Big Data and its Impact on Academic Publishing
As academic publishing has made the transition from print editions to electronic editions, librarians, facing leaner budgets and an inability to deselect specific low-interest journals from massive packages, have begun to push back with demands for packages of full subscriptions to high-value journals. These demands are combined with pay-per-view download pricing on the more esoteric journals and are able to make specific demands because they are armed with more data about their users than ever before. Tracking utilization of specific articles from specific journals can now be narrowed down to the individual user, enabling reasonably accurate forecasting for future use when the data is aligned with the respective assignments on course syllabi.
Big Data’s Impact
The technological capability to access multiple databases and the vast troves of information they contain appears to have been widely accepted as a tremendous step forward in the future of academic research. Searches can be measured in seconds rather than hours, and as long as your keyword matrix is solid, you can be overwhelmed with data in mere minutes. However, this foundational premise of “more must be better” appears to avoid many of the practical challenges of actually putting all of this data to use. For data to be mined, it must first be tagged or categorized so that it will link to the relevant search criteria when that algorithm scans through the database in order to send back an appropriate list of results to your request.
Adapting to Big Data
Frank Pasquale’s book “The Black Box Society: The Secret Algorithms that Control Money and Information,” calls attention to the fact that Big Data has created a world in which we are using search algorithms that we no longer understand to generate data that is used to make mission critical decisions involving hundreds of millions of dollars and, in the case of medical science, involving human lives. To put this into perspective for academic research, this is about stepping into a driverless car and trusting the computers on board to get us to our destination safely—a possibility that is actually being implemented by various technology firms.

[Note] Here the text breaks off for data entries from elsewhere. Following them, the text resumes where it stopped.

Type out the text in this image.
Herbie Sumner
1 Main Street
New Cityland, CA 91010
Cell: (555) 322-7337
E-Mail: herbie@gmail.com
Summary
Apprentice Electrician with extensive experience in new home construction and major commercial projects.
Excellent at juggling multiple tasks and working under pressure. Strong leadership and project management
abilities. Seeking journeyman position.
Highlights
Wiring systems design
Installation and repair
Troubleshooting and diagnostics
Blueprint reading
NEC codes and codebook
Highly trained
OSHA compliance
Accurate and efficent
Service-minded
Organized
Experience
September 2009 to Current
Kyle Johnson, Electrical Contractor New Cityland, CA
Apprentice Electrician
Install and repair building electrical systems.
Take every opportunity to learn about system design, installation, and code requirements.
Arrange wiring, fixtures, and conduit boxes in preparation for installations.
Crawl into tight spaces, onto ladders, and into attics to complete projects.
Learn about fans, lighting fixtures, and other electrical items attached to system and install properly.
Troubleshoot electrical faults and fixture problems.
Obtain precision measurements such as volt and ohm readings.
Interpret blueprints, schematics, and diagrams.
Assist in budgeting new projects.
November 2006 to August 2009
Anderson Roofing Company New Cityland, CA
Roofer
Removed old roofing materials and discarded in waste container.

If we are lax in our comprehension of the changes in this technology, how do we prepare new graduate students and faculty for the appropriate use of this data? How does a research librarian offer guidance to a student researcher on the use of a search algorithm if he or she isn’t fully trained to understand the impact of these algorithms. Even worse, if there are different algorithms for different databases, where will the resources come from to learn them all to a basic level of competence. The greater concern here is that the easier option will be to outsource the search function to the providers of the database, at which point a dependency is created that will be hard to challenge. Although publishers and journals have effectively implemented mechanisms to track usage of articles and publications, tracking the impact and sharing the knowledge gained through Big Data is becoming increasingly important at the university level.